(MoneyWatch) If you participate in a 401(k) plan, underthat took effect last month you should have received a summary of the investment performance of the funds in your plan by now. This disclosure should include a comparison of each fund in your plan to the appropriate benchmark, so that you can tell if your funds are performing below or above average.
If you're the type whose eyes glaze over at numbers and figures and you're thinking about just throwing away this disclosure, understand that you may be throwing away thousands of dollars. Do I have your attention now? Let me show you what to look for in these disclosure documents and explain how they can help you save more money each year.
A relative recently showed me the disclosure statement she'd just received in the mail. The statement displayed a pretty poor comparison of her 401(k) plan's fund investment history (see the copy below). Although I've covered up the plan name and identification to prevent embarrassing the company owner, I have no problem showing the factual information that compares the performance of the funds provided by the financial institution to the appropriate benchmarks.
Look at the average annual rate of return for the funds in her plan and compare these returns to the benchmark - the headings for both of these items have been circled in yellow. Compare them for the same periods, meaning compare the returns for one year, circled in blue, the returns for five years, circled in red, and the returns for 10 years, circled in black.

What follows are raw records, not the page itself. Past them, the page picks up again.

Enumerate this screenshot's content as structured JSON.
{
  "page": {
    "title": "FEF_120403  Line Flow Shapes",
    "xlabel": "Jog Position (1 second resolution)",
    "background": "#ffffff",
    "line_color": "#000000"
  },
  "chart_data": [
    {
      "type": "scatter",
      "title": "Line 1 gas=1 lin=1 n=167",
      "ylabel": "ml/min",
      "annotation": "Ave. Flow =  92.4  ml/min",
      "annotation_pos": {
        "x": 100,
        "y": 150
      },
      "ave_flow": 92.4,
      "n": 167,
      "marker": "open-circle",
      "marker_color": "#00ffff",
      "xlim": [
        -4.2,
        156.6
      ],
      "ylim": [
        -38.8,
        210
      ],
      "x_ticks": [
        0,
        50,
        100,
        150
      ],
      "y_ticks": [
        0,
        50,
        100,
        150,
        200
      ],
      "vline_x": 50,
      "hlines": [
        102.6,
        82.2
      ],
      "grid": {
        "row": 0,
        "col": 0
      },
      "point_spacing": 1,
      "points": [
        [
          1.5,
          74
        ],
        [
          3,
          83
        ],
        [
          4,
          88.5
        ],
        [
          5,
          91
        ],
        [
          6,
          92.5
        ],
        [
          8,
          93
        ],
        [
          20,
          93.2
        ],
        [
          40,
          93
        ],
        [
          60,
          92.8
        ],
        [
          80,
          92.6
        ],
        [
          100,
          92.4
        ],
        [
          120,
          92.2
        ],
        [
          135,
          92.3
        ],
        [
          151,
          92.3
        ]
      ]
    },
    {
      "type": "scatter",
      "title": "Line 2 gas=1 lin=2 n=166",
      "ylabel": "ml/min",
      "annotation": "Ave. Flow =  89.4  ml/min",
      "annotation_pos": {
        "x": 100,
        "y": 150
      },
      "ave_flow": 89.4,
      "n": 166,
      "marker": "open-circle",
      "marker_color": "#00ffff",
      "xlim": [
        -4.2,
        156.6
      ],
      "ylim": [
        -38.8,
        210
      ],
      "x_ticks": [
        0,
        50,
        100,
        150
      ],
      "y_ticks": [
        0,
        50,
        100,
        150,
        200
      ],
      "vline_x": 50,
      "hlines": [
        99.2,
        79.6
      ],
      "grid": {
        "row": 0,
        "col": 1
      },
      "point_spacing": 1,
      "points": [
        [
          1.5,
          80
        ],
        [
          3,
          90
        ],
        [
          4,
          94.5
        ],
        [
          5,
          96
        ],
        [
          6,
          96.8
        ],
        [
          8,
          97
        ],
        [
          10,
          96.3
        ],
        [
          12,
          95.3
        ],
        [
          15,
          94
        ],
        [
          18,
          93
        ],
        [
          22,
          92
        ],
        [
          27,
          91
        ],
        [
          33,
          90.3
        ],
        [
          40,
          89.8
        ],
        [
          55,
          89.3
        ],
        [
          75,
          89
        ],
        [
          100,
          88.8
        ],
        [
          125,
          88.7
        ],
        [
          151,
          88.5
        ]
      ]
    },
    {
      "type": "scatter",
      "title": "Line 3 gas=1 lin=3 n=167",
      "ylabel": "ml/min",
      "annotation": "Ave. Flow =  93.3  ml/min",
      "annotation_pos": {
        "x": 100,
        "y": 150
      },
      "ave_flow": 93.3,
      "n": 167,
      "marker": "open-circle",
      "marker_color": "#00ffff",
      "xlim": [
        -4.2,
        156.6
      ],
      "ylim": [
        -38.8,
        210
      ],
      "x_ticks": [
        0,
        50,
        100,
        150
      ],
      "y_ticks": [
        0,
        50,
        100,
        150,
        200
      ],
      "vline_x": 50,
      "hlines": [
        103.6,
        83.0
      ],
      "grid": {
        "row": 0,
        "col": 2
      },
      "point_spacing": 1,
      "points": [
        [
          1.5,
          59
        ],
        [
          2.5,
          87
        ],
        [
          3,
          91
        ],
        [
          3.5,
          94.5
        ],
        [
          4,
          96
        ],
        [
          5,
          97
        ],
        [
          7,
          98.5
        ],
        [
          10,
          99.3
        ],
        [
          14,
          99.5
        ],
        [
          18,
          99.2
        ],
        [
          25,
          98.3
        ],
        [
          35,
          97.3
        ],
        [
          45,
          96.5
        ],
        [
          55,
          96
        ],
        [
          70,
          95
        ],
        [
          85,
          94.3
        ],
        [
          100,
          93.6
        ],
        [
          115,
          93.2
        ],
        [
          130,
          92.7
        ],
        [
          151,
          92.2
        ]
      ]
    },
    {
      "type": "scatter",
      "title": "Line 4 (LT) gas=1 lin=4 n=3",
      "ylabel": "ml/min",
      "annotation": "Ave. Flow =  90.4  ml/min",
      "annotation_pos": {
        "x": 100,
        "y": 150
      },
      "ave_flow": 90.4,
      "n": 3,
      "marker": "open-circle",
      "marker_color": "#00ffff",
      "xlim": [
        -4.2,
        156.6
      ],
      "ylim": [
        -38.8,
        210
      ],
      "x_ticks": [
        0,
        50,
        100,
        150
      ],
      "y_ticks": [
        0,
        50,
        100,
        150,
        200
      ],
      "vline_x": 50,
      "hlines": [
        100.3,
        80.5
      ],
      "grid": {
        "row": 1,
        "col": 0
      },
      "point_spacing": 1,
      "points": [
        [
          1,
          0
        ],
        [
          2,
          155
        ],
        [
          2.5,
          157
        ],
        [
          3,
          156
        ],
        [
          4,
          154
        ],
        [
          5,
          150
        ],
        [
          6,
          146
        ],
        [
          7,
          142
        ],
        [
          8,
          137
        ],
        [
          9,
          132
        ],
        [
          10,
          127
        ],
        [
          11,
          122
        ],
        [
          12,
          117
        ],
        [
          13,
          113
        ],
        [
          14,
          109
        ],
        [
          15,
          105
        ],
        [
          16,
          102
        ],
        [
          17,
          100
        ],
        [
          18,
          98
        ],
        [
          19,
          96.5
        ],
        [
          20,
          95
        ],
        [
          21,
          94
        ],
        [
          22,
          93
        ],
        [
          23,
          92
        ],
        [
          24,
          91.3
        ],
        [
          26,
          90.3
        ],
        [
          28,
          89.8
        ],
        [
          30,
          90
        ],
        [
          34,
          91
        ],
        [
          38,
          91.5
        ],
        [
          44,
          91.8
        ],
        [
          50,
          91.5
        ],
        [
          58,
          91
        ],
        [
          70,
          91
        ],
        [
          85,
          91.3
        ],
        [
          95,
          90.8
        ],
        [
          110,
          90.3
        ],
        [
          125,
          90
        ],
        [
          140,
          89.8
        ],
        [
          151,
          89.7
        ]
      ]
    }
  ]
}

For most of her plan's investment funds, the performance of the fund lagged behind the appropriate benchmark by one percent, two percent, or three percent per year -- even more in some instances -- for most of the three comparison periods.
My relative wasn't quite able to comprehend the magnitude of this problem by just seeing these percentages. After all, a percent or two difference in annual returns might not sound too bad if you don't quite understand how to compare the numbers. She clearly didn't understand that consistently losing a few percent points year after year would cost her thousands of dollars over the long run.
Here's how to recognize the magnitude of the problem. My relative told me that she currently has about $200,000 in her 401(k) plan. I explained that underperformance of one percent will cost her $2,000 in one year, and underperformance of two percent will cost her $4,000 in one year. In five years, an underperformance of just one percent per year will cost her more than $10,000, and underperformance of two percent per year will cost her more than $20,000.
That sure got her attention. She's marching in to her boss' office to ask him why her funds have performed so poorly. And that's exactly the reason for these new disclosure requirements: To disclose to plan participants whether their funds are performing well and to encourage plan sponsors to investigate the funds in their company's 401(k) plan to see how they can help their employees accumulate more money for retirement.
It turns out that there's at least one powerful reason why these funds have performed so poorly compared to the benchmarks, and that's the investment management fees that are being assessed against the funds in her plan. Stay tuned for my next post that shows you how to analyze the fee disclosures for this plan to see how to help avoid being taken to the cleaners on paying investment fees.
In the ongoing debate about the appropriate level of government regulation, this is one example of healthy regulation that helps expose underperforming 401(k) investment providers in order to protect consumers. And in this case, knowledge is power.